28. History of lymphoma, leukemia or other types of malignancy. 29. Current or recent (<30
days before screening) history of clinically significant bacterial, fungal, or
mycobacterial infection.

30. Current or recent (<30 days before screening) history of vitamin B12 deficiency.

31. Unable to tolerate oral medication. 32. Major surgery within 4 weeks of study drug
administration. 33. Family history of sudden cardiac death not clearly due to acute
myocardial infarction.

34. Has any screening or baseline laboratories outside the normal range and deemed
clinically significant.

35. The subject has previously received pacritinib. 36. Has used any prescription or over
the counter medications, including herbal or nutritional supplements, within 14 days of
check-in.

37. Has any condition possibly affecting drug absorption (eg, previous surgery on the
gastrointestinal tract, including removal of parts of the stomach, bowel, liver,
gallbladder, or pancreas, with the exception of appendectomy).

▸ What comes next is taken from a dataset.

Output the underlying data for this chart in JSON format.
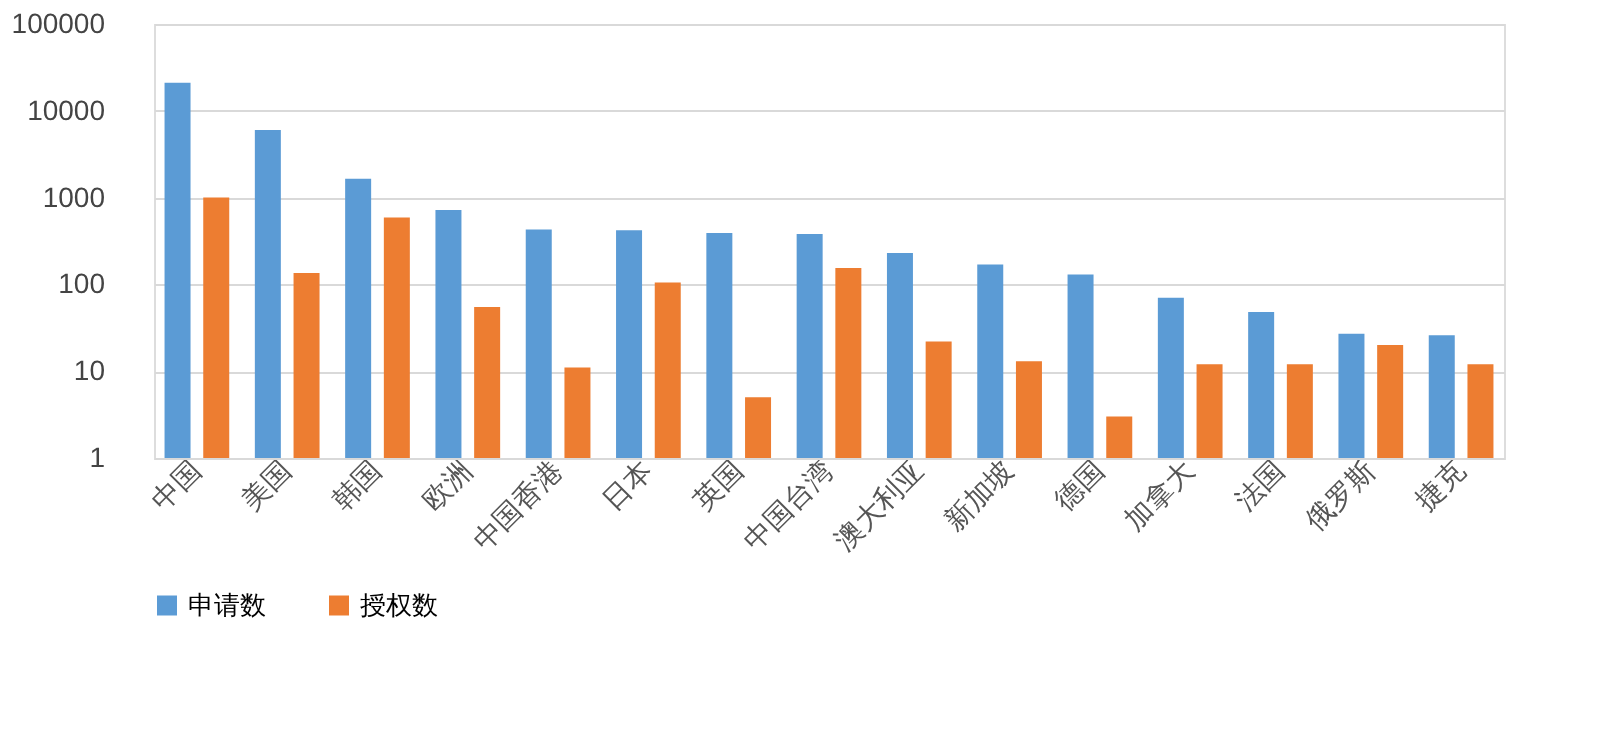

38. Has used any of the prohibited medications (targeted CYP inducers or inhibitors) from
within 15 days (or 5 half-lives, whichever is longer) before the first dose of study drug.

39. Has consumed grapefruit or grapefruit juice, Seville orange or Seville
orange-containing products (eg, marmalade), or caffeine- or xanthine-containing products or
other CYP3A4 inhibitors, inducers, or transporter substrates within 48 hours before the
first dose of study drug and throughout the study.

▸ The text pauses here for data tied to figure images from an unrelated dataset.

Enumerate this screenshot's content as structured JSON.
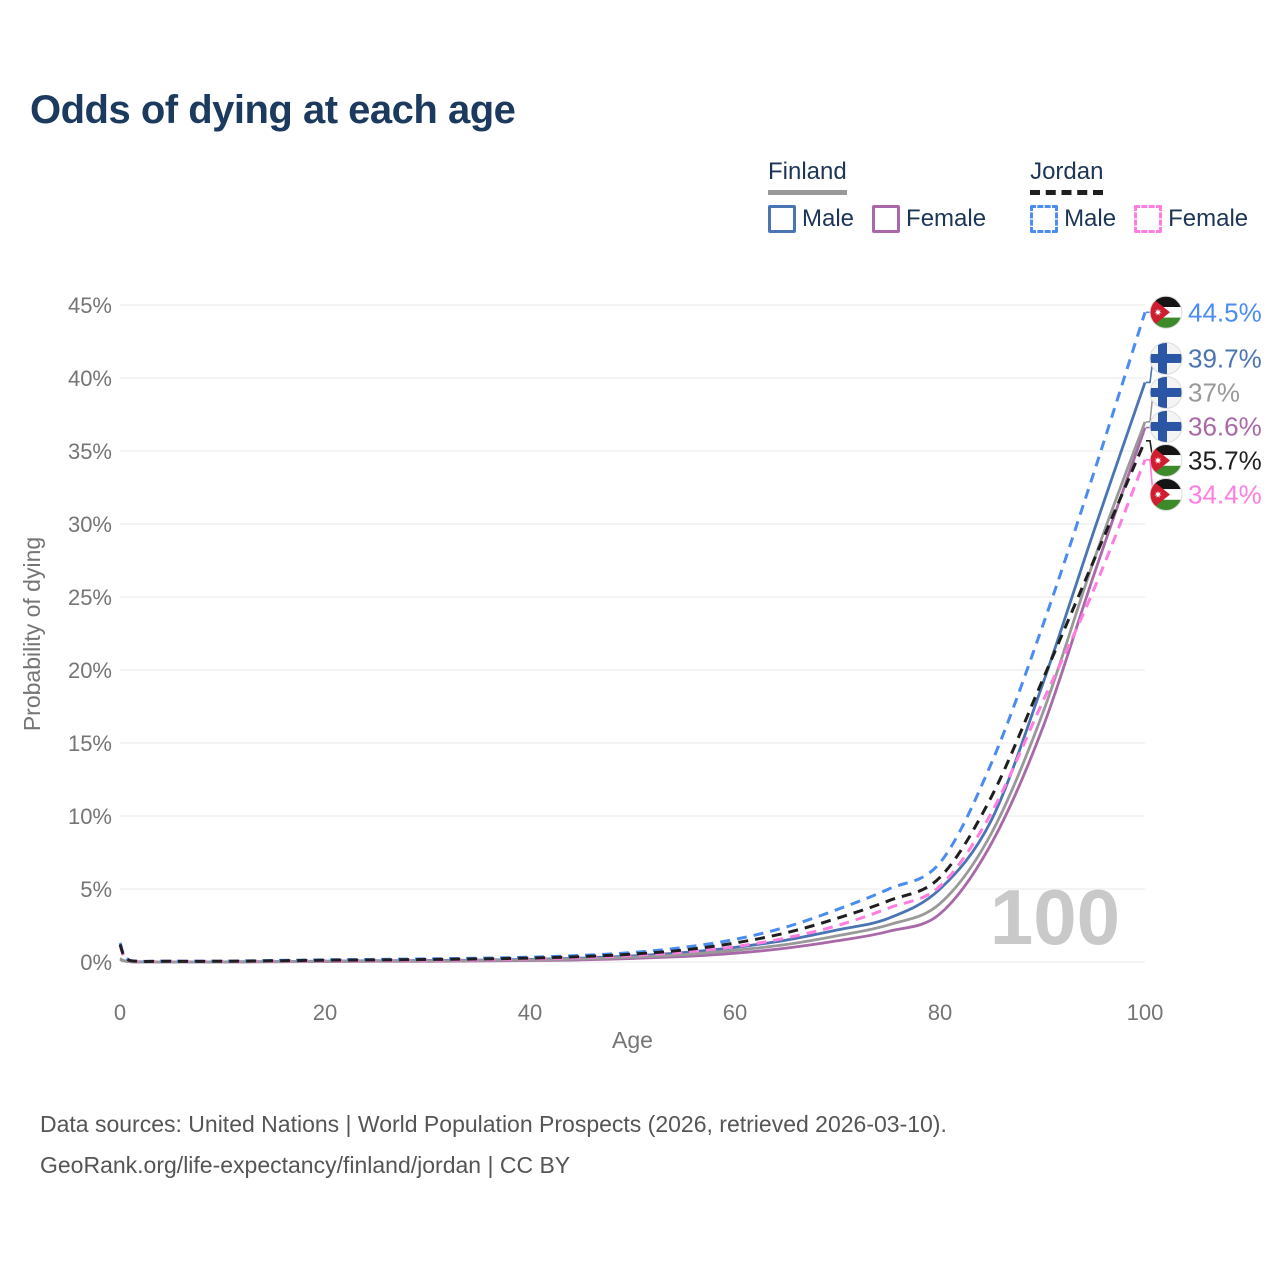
{
  "title": "Odds of dying at each age",
  "colors": {
    "title": "#1c3a5e",
    "legend_text": "#1d3557",
    "axis_text": "#757575",
    "grid": "#e8e8e8",
    "watermark": "#c9c9c9",
    "footer_text": "#555555"
  },
  "legend": {
    "groups": [
      {
        "name": "Finland",
        "line_style": "solid",
        "items": [
          {
            "label": "Male"
          },
          {
            "label": "Female"
          }
        ]
      },
      {
        "name": "Jordan",
        "line_style": "dashed",
        "items": [
          {
            "label": "Male"
          },
          {
            "label": "Female"
          }
        ]
      }
    ]
  },
  "chart_data": {
    "type": "line",
    "title": "Odds of dying at each age",
    "xlabel": "Age",
    "ylabel": "Probability of dying",
    "xlim": [
      0,
      100
    ],
    "ylim": [
      0,
      45
    ],
    "xticks": [
      0,
      20,
      40,
      60,
      80,
      100
    ],
    "yticks": [
      0,
      5,
      10,
      15,
      20,
      25,
      30,
      35,
      40,
      45
    ],
    "ytick_suffix": "%",
    "grid": "horizontal",
    "legend_position": "top-right",
    "watermark": "100",
    "x": [
      0,
      1,
      5,
      10,
      15,
      20,
      25,
      30,
      35,
      40,
      45,
      50,
      55,
      60,
      65,
      70,
      75,
      80,
      85,
      90,
      95,
      100
    ],
    "series": [
      {
        "id": "finland-male",
        "name": "Finland Male",
        "country": "finland",
        "sex": "male",
        "color": "#4a74b2",
        "dashed": false,
        "end_label": "39.7%",
        "end_value": 39.7,
        "values": [
          0.22,
          0.03,
          0.01,
          0.01,
          0.03,
          0.06,
          0.08,
          0.1,
          0.13,
          0.18,
          0.27,
          0.42,
          0.65,
          1.0,
          1.5,
          2.2,
          3.0,
          5.0,
          9.7,
          19.0,
          29.5,
          39.7
        ]
      },
      {
        "id": "finland-female",
        "name": "Finland Female",
        "country": "finland",
        "sex": "female",
        "color": "#a968a8",
        "dashed": false,
        "end_label": "36.6%",
        "end_value": 36.6,
        "values": [
          0.18,
          0.02,
          0.01,
          0.01,
          0.02,
          0.03,
          0.04,
          0.05,
          0.07,
          0.1,
          0.15,
          0.24,
          0.38,
          0.6,
          0.95,
          1.45,
          2.1,
          3.3,
          8.1,
          16.0,
          26.5,
          36.6
        ]
      },
      {
        "id": "finland-both",
        "name": "Finland Both sexes",
        "country": "finland",
        "sex": "both",
        "color": "#999999",
        "dashed": false,
        "end_label": "37%",
        "end_value": 37.0,
        "values": [
          0.2,
          0.02,
          0.01,
          0.01,
          0.02,
          0.04,
          0.06,
          0.07,
          0.1,
          0.14,
          0.21,
          0.33,
          0.51,
          0.8,
          1.2,
          1.8,
          2.55,
          4.0,
          8.8,
          17.0,
          27.5,
          37.0
        ]
      },
      {
        "id": "jordan-male",
        "name": "Jordan Male",
        "country": "jordan",
        "sex": "male",
        "color": "#4a8cf0",
        "dashed": true,
        "end_label": "44.5%",
        "end_value": 44.5,
        "values": [
          1.3,
          0.1,
          0.06,
          0.06,
          0.1,
          0.15,
          0.18,
          0.21,
          0.26,
          0.33,
          0.45,
          0.65,
          1.0,
          1.55,
          2.4,
          3.6,
          5.0,
          6.8,
          13.6,
          23.0,
          33.5,
          44.5
        ]
      },
      {
        "id": "jordan-female",
        "name": "Jordan Female",
        "country": "jordan",
        "sex": "female",
        "color": "#ff7ce0",
        "dashed": true,
        "end_label": "34.4%",
        "end_value": 34.4,
        "values": [
          1.1,
          0.08,
          0.05,
          0.04,
          0.06,
          0.08,
          0.1,
          0.12,
          0.16,
          0.21,
          0.3,
          0.45,
          0.68,
          1.05,
          1.65,
          2.5,
          3.7,
          5.2,
          10.2,
          17.8,
          25.5,
          34.4
        ]
      },
      {
        "id": "jordan-both",
        "name": "Jordan Both sexes",
        "country": "jordan",
        "sex": "both",
        "color": "#1f1f1f",
        "dashed": true,
        "end_label": "35.7%",
        "end_value": 35.7,
        "values": [
          1.2,
          0.09,
          0.05,
          0.05,
          0.08,
          0.12,
          0.14,
          0.17,
          0.21,
          0.27,
          0.37,
          0.54,
          0.82,
          1.3,
          2.0,
          3.0,
          4.2,
          5.8,
          11.3,
          19.3,
          27.5,
          35.7
        ]
      }
    ]
  },
  "footer": {
    "line1": "Data sources: United Nations | World Population Prospects (2026, retrieved 2026-03-10).",
    "line2": "GeoRank.org/life-expectancy/finland/jordan | CC BY"
  }
}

40. Has consumed pomegranate or pomegranate juice, pomelo fruits or pomelo juice, or
alcohol within 72 hours before check-in on Day -1.

41. Has a positive test result for hepatitis B surface antigen, hepatitis C virus antibody,
or human immunodeficiency virus types 1 or 2 antibodies at screening.

42. Involved in strenuous activity or contact sports within 24 hours before the first dose
of study drug and throughout the study.

43. Received treatment in another clinical study of an investigational drug (or medical
device) or investigational vaccine within 30 days or 5 half-lives (whichever is longer)
prior to check-in 44. Not suitable for entry into the study in the opinion of the
investigator. 45. Subjects will also refrain from the use of any other prescription
medications and/or products within 14 days prior to check-in (Day -1) and during the entire
study, unless deemed acceptable by the investigator in consultation with the sponsor. In
addition, subjects will refrain from the use of any over-the-counter, non-prescription
preparations (including vitamins, minerals, and phytotherapeutic/herbal/plant-derived
preparations) from 7 days prior to check-in (Day -1) and during the entire study, unless
deemed acceptable by the investigator.